Iowa Flooding and Price Gouging

Michael Giberson

President Bill Clinton surveys flood damage in Davenport, Iowa, July 4, 1993.
President Bill Clinton surveys flood damage in Davenport, Iowa, July 4, 1993. (US GPO photo.)

Tornadoes and floods have led to official declarations of disasters for parts of at least four states (Oklahoma, Missouri, Iowa, and Texas).

All four states have laws against excessive price increases after emergencies, at least for the counties covered by the disaster declaration, and three of the Attorney Generals have issued a press release urging the public report price gouging to the state. (Oklahoma, Missouri, and Iowa; The Texas Attorney General was apparently content to merely alert residents in four counties to possible home repair scams and identity theft.)

In Iowa, the link between flooding and the price gouging law goes back twenty years; Iowa lawmakers passed the anti-price gouging law in 1993 after a massive flood in the state. A Chicago Tribune story from 1993 cited several examples of post-storm price increases: sand-bags, drinking water, sump pumps, and portable toilets.

Patrick Gibbs, the mayor of Davenport, says he got his first hint of the money to be made on floods when he came to work one morning to find “three people in my office, two selling sandbags and one pumps.”

He has watched the price of sandbags rise dramatically, from a quarter each when the first waters lapped around the downtown riverfront to 75 cents by the time three city blocks were underwater.

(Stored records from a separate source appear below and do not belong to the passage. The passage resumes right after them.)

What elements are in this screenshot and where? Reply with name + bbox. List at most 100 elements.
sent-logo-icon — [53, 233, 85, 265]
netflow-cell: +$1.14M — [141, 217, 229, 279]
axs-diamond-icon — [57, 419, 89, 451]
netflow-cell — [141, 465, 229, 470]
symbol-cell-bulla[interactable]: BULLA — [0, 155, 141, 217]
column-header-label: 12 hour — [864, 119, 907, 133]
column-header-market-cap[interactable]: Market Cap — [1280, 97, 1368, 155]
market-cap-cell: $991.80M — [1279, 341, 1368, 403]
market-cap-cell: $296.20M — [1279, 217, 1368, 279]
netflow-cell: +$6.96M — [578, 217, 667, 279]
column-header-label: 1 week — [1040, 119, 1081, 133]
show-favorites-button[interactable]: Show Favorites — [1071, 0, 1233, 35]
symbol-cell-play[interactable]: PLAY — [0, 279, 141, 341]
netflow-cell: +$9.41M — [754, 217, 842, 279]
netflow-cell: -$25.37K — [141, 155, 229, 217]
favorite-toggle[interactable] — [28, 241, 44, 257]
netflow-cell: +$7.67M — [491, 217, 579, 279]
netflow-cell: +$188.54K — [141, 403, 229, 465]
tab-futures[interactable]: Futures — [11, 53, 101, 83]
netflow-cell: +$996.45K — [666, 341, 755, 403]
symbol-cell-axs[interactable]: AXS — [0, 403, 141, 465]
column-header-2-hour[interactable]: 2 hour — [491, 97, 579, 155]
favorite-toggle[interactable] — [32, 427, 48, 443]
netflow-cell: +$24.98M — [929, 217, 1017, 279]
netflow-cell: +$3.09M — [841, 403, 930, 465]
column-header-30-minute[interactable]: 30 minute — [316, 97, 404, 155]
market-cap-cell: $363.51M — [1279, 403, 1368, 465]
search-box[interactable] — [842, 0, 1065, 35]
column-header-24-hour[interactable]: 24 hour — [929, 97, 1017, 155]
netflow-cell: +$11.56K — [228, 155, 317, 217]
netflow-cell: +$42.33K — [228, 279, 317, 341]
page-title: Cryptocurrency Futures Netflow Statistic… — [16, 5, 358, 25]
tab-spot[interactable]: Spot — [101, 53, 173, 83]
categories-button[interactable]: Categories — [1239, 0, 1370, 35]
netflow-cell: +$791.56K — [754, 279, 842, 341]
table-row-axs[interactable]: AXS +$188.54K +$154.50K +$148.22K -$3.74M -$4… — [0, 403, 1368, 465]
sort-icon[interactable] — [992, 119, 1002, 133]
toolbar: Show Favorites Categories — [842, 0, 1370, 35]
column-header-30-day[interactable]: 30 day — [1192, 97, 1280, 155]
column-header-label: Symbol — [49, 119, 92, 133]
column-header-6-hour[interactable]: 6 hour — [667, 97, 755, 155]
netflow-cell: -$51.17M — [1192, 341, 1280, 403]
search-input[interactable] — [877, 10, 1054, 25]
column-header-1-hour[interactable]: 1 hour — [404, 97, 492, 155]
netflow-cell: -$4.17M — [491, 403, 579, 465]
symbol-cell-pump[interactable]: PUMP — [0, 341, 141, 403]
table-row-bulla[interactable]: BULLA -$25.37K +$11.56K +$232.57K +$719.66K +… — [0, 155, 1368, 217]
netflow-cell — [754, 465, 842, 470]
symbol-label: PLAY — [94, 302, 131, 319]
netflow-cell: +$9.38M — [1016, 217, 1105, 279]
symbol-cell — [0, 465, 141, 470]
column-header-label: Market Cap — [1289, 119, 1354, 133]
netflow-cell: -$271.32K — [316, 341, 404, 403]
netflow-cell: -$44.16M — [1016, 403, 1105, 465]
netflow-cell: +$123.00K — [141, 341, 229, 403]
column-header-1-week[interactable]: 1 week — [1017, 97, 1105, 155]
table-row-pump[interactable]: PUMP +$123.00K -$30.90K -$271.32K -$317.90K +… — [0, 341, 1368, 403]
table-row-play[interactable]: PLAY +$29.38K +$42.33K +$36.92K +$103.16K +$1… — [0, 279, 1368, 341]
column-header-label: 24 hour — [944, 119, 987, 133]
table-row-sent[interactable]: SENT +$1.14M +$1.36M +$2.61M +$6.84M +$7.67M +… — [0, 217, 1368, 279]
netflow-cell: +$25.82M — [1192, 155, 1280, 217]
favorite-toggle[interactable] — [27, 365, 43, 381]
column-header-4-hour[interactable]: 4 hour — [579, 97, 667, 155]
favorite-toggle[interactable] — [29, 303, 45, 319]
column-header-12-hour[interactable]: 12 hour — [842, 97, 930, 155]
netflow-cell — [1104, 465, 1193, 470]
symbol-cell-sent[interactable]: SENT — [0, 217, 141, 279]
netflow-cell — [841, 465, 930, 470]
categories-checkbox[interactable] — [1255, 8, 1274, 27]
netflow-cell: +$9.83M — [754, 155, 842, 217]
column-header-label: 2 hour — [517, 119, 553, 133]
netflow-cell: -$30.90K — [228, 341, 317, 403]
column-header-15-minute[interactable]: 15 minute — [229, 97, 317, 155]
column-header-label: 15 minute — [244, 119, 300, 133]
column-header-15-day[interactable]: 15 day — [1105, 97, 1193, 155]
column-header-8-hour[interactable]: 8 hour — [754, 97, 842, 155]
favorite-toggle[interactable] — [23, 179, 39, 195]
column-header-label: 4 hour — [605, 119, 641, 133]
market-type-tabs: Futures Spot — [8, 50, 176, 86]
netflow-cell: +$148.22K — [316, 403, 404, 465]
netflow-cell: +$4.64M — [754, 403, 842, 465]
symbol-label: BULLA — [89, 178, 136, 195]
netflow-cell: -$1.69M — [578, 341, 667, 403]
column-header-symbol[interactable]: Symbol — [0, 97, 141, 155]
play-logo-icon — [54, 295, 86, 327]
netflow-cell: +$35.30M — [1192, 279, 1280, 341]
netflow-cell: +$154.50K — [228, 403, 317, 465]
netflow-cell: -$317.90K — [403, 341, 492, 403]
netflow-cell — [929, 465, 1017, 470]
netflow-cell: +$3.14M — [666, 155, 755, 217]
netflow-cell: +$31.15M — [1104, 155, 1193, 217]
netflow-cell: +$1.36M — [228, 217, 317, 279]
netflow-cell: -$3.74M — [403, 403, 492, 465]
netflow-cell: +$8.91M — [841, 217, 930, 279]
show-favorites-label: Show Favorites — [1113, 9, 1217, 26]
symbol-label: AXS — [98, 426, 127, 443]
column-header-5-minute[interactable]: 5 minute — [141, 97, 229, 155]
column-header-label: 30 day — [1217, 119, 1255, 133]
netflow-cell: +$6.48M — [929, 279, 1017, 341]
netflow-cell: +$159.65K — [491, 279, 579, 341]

He senses a ripoff. “Sandbags are the kind of thing nobody buys unless they’re being flooded,” he said, rejecting arguments about shortages created by flooding.

Bob Brammer, a spokesman for the Iowa attorney general, says such price gouging has been relatively rare in the state despite the magnitude of the disaster.

Portable toilet price gouging gets mentioned in several Attorney General news releases. It may be the case that the Iowa law is the only one that specifically lists “sanitation supplies” among the good covered.

The same newspaper story mentioned, “soybean price futures have jumped 25 percent and corn futures 10 percent over the past month as crop losses have spread across Illinois, Iowa and Missouri. That means farmers outside the flood zone will get far more for their crops than normal….” The state didn’t have a price gouging law until later that year. But if the price increase happened this year, would farmers in the affected counties be in violation of state law?